I’m not going to use the word positive in relation to the Covid-19 pandemic, but increased walking is one development many golfers have found enjoyment in over the last year.
Here in Myrtle Beach, Founders Group International, the area’s largest golf course ownership group, leads the way in allowing walking throughout the year, but is it something you want to do on your next trip?
Here are three reasons to walk on your next trip and three factors that might make you want to stick to the cart:
— Enough with the excuses! Anyone that made a New Year’s resolution that centered around getting in better shape should commit to walking. If Covid-19 has taught us anything, it’s the value of being in good shape and golf, in addition, to being socially distant by nature, provides exercise. The game’s physical benefits increase exponentially for those who play on foot. You can expect to walk approximately six miles during a round, which is a great way to burn off the chicken wings you ate the night before.
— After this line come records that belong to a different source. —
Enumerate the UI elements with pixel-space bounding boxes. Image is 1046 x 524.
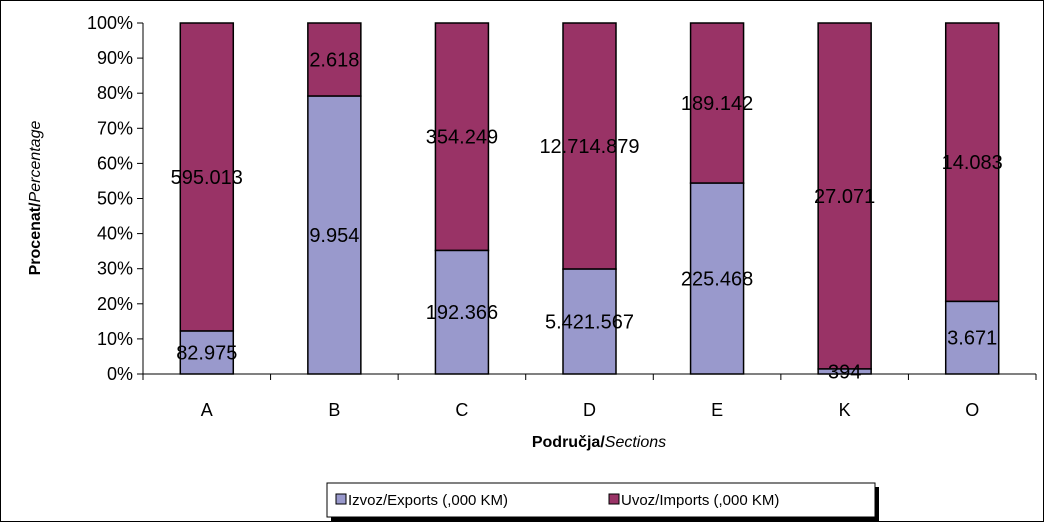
x-tick-label: K	[839, 400, 851, 420]
y-axis-title-italic: Percentage	[27, 121, 44, 203]
data-label-exports-k: 394	[828, 361, 861, 383]
bar-exports-e	[689, 182, 745, 375]
legend-swatch-exports	[335, 493, 347, 505]
data-label-exports-c: 192.366	[426, 302, 498, 324]
data-label-imports-a: 595.013	[171, 167, 243, 189]
legend: Izvoz/Exports (,000 KM) Uvoz/Imports (,0…	[326, 482, 879, 521]
data-label-imports-o: 14.083	[942, 152, 1003, 174]
data-label-exports-o: 3.671	[947, 328, 997, 350]
y-tick-label: 30%	[97, 259, 133, 279]
bar-imports-d	[562, 22, 617, 270]
x-tick-label: B	[328, 400, 340, 420]
data-label-imports-k: 27.071	[814, 186, 875, 208]
data-label-exports-a: 82.975	[176, 343, 237, 365]
data-label-exports-e: 225.468	[681, 269, 753, 291]
data-label-imports-e: 189.142	[681, 93, 753, 115]
data-label-exports-d: 5.421.567	[545, 312, 634, 334]
bar-exports-d	[562, 268, 617, 375]
bar-exports-a	[179, 330, 235, 375]
bar-imports-e	[689, 22, 745, 184]
x-axis-title: Područja/Sections	[532, 434, 666, 451]
y-axis-title: Procenat/Percentage	[27, 121, 44, 276]
x-tick-label: A	[201, 400, 213, 420]
y-tick-label: 40%	[97, 224, 133, 244]
bar-exports-k	[817, 368, 872, 375]
y-tick-label: 20%	[97, 294, 133, 314]
bar-exports-b	[307, 95, 362, 375]
y-tick-label: 90%	[97, 48, 133, 68]
y-tick-label: 0%	[107, 364, 133, 384]
y-tick-label: 80%	[97, 83, 133, 103]
x-axis-title-italic: Sections	[605, 434, 666, 451]
legend-label-imports: Uvoz/Imports (,000 KM)	[621, 492, 779, 509]
y-tick-label: 100%	[87, 13, 133, 33]
bar-imports-o	[944, 22, 1000, 303]
x-tick-label: C	[455, 400, 468, 420]
x-tick-label: O	[965, 400, 979, 420]
x-tick-label: D	[583, 400, 596, 420]
data-label-imports-c: 354.249	[426, 127, 498, 149]
y-tick-label: 50%	[97, 189, 133, 209]
bar-imports-b	[307, 22, 362, 97]
y-tick-label: 60%	[97, 153, 133, 173]
y-axis-title-bold: Procenat/	[27, 202, 44, 275]
bar-imports-k	[817, 22, 872, 370]
bar-exports-o	[944, 300, 1000, 375]
legend-swatch-imports	[608, 493, 620, 505]
x-axis-title-bold: Područja/	[532, 434, 605, 451]
data-label-imports-d: 12.714.879	[539, 136, 639, 158]
bar-imports-a	[179, 22, 235, 332]
bar-imports-c	[434, 22, 490, 252]
plot-area: 0% 10% 20% 30% 40% 50% 60% 70% 80% 90% 100% 82.975 5…	[87, 13, 1037, 420]
y-tick-label: 10%	[97, 329, 133, 349]
legend-label-exports: Izvoz/Exports (,000 KM)	[348, 492, 508, 509]
y-tick-label: 70%	[97, 118, 133, 138]
bar-exports-c	[434, 249, 490, 375]
legend-box	[326, 482, 876, 518]
x-tick-label: E	[711, 400, 723, 420]
data-label-exports-b: 9.954	[309, 225, 359, 247]
data-label-imports-b: 2.618	[309, 50, 359, 72]
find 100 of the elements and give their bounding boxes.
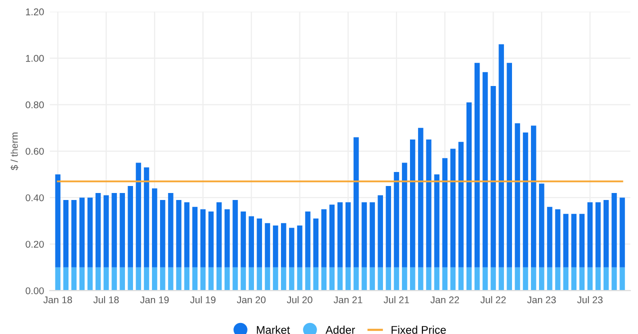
bar: [466, 102, 472, 268]
bar: [547, 206, 552, 268]
bar: [426, 140, 432, 268]
bar: [128, 267, 134, 291]
bar: [192, 267, 198, 291]
x-tick-label: Jul 23: [577, 296, 603, 304]
bar: [434, 174, 440, 268]
legend-label: Adder: [326, 326, 355, 334]
bar: [522, 267, 528, 291]
x-tick-label: Jul 19: [190, 296, 216, 304]
bar: [506, 62, 512, 268]
bar: [418, 128, 424, 268]
bar: [96, 267, 101, 291]
bar: [402, 162, 408, 268]
bar: [256, 218, 262, 268]
bar: [354, 267, 359, 291]
bar: [55, 267, 60, 291]
bar: [410, 267, 416, 291]
bar: [563, 214, 568, 268]
bar: [232, 200, 238, 268]
bar: [63, 267, 69, 291]
y-tick-label: 1.00: [26, 54, 44, 62]
bar: [160, 200, 166, 268]
x-tick-label: Jan 20: [236, 296, 266, 304]
bar: [232, 267, 238, 291]
bar: [604, 267, 609, 291]
bar: [313, 218, 318, 268]
bar: [224, 209, 230, 268]
bar: [184, 267, 190, 291]
bar: [466, 267, 472, 291]
bar: [329, 204, 335, 268]
bar: [620, 198, 625, 268]
x-tick-label: Jul 21: [384, 296, 409, 304]
bar: [55, 174, 60, 268]
legend-label: Fixed Price: [392, 326, 446, 334]
bar: [136, 267, 142, 291]
bar: [200, 209, 206, 268]
bar: [530, 267, 536, 291]
bar: [176, 200, 182, 268]
bar: [152, 188, 158, 268]
bar: [71, 267, 77, 291]
x-tick-label: Jan 22: [430, 296, 459, 304]
bar: [522, 132, 528, 268]
bar: [612, 267, 617, 291]
legend-label: Market: [256, 326, 290, 334]
bar: [450, 148, 456, 268]
bar: [571, 267, 577, 291]
y-axis-title: $ / therm: [10, 132, 18, 170]
bar: [555, 209, 560, 268]
bar: [87, 198, 93, 268]
bar: [514, 267, 520, 291]
bar: [63, 200, 69, 268]
bar: [313, 267, 318, 291]
bar: [305, 212, 310, 268]
x-tick-label: Jul 22: [480, 296, 506, 304]
bar: [96, 192, 101, 268]
bar: [297, 267, 302, 291]
bar: [208, 267, 214, 291]
bar: [208, 212, 214, 268]
bar: [120, 192, 125, 268]
bar: [474, 267, 480, 291]
bar: [337, 202, 343, 268]
bar: [362, 267, 367, 291]
x-tick-label: Jul 18: [93, 296, 119, 304]
bar: [87, 267, 93, 291]
bar: [482, 72, 488, 268]
bar: [192, 206, 198, 268]
bar: [362, 202, 367, 268]
bar: [418, 267, 424, 291]
bar: [104, 267, 109, 291]
bar: [498, 44, 504, 268]
bar: [280, 223, 286, 268]
bar: [297, 226, 302, 268]
bar: [144, 267, 150, 291]
bar: [474, 62, 480, 268]
bar: [176, 267, 182, 291]
bar: [184, 202, 190, 268]
bar: [490, 267, 496, 291]
bar: [579, 214, 585, 268]
bar: [604, 200, 609, 268]
bar: [136, 162, 142, 268]
bar: [442, 158, 448, 268]
bar: [256, 267, 262, 291]
bar: [530, 126, 536, 268]
bar: [128, 186, 134, 268]
bar: [450, 267, 456, 291]
y-tick-label: 0.40: [26, 194, 44, 202]
bar: [579, 267, 585, 291]
y-tick-label: 0.60: [26, 148, 44, 155]
bar: [426, 267, 432, 291]
bar: [547, 267, 552, 291]
bar: [289, 267, 294, 291]
bar: [345, 202, 351, 268]
bar: [370, 202, 375, 268]
bar: [337, 267, 343, 291]
bar: [305, 267, 310, 291]
x-tick-label: Jan 23: [527, 296, 556, 304]
bar: [248, 216, 254, 268]
x-tick-label: Jan 19: [140, 296, 169, 304]
bar: [264, 267, 270, 291]
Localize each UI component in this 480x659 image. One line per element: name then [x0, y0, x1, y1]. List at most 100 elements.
— Walking can lead to improved play, allowing you to focus on the task at hand. There is also plenty of time to enjoy the conversations with your playing partners that help make a day on the course so enjoyable.
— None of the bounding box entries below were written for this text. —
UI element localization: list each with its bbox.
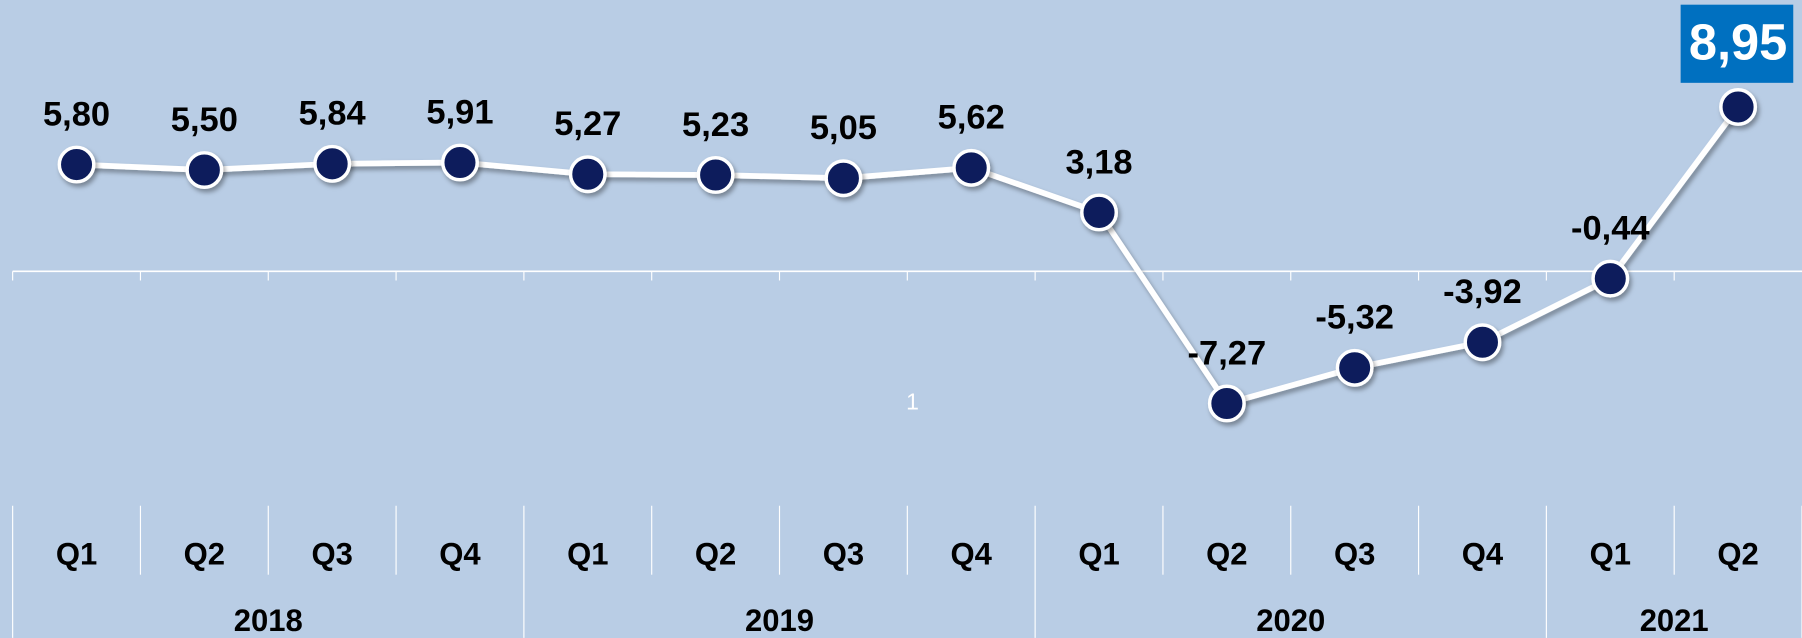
data-point (1335, 348, 1374, 387)
data-label: 5,84 (299, 95, 366, 133)
data-point (1207, 384, 1246, 423)
x-tick-label: Q2 (695, 537, 736, 572)
data-label: 3,18 (1065, 143, 1132, 181)
x-tick-label: Q2 (1717, 537, 1758, 572)
data-label: -0,44 (1571, 209, 1650, 247)
x-tick-label: Q1 (1078, 537, 1119, 572)
data-point (1080, 193, 1119, 232)
data-label: 5,62 (938, 99, 1005, 137)
data-label: -3,92 (1443, 273, 1522, 311)
data-label: 8,95 (1689, 13, 1787, 70)
data-point (1463, 323, 1502, 362)
x-tick-label: Q4 (1462, 537, 1504, 572)
data-label: -7,27 (1188, 334, 1267, 372)
x-tick-label: Q4 (951, 537, 993, 572)
data-point (824, 159, 863, 198)
annotation: 1 (906, 389, 919, 415)
year-label: 2021 (1640, 603, 1709, 638)
x-tick-label: Q1 (567, 537, 608, 572)
year-label: 2019 (745, 603, 814, 638)
data-point (1591, 259, 1630, 298)
data-label: 5,50 (171, 101, 238, 139)
data-label: -5,32 (1315, 299, 1394, 337)
x-tick-label: Q3 (1334, 537, 1375, 572)
data-point (952, 148, 991, 187)
x-tick-label: Q3 (823, 537, 864, 572)
x-tick-label: Q1 (56, 537, 97, 572)
data-label: 5,80 (43, 95, 110, 133)
data-point (57, 145, 96, 184)
data-point (313, 144, 352, 183)
data-label: 5,05 (810, 109, 877, 147)
data-point (568, 155, 607, 194)
data-label: 5,91 (426, 93, 493, 131)
x-tick-label: Q1 (1590, 537, 1631, 572)
highlight-box (1680, 4, 1794, 83)
year-label: 2018 (234, 603, 303, 638)
data-label: 5,23 (682, 106, 749, 144)
series-line (76, 105, 1741, 407)
x-tick-label: Q2 (1206, 537, 1247, 572)
data-point (441, 143, 479, 182)
x-tick-label: Q4 (439, 537, 481, 572)
year-label: 2020 (1256, 603, 1325, 638)
data-label: 5,27 (554, 105, 621, 143)
x-tick-label: Q2 (184, 537, 225, 572)
x-tick-label: Q3 (311, 537, 352, 572)
data-point (1719, 88, 1758, 126)
data-point (185, 151, 224, 189)
data-point (696, 156, 735, 194)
— Walking will NOT slow pace of play. As a matter of fact, it may improve pace. Everyone walks directly to their ball, eliminating time spent mindlessly sitting in a cart waiting for your partner to hit before going to your own ball. You can also travel directly to the green because there are no signs directing walkers out of the fairway, as there are for carts.
Requirements for walking: A good pair of shoes, a pull cart (I’m not too proud to use one and you shouldn’t be either!), and the willingness to start.
Walking Isn’t For Me
— Whether it’s a bad back, knee or some other cause, not everyone is fortunate enough to be physically able to walk. If you don’t think you are able to walk a full round, starting on vacation isn’t the best of ideas.
— If your group likes to burn the midnight oil, walking 6+ miles on a beautiful 82 degree day in Myrtle Beach’s abundant sunshine might be detrimental, especially if you arrive at the first tee dehydrated. Be smart. Walking is a great way to stay in shape but if your golf trip is a marathon that pushes your body to the limit, on and off the course, the cart might be your best option (at least for the final day or two!).
— Not every course is conducive to walking. Tidewater is one of the area’s best layouts but the distance between certain holes makes walking impossible. If you are planning to eschew carts, make sure you are playing courses that lend themselves to an enjoyable stroll.
Walking is a great way to experience the game and it has health benefits that extend far beyond the course.
Whether you are playing at home or Myrtle Beach, why not give it a try?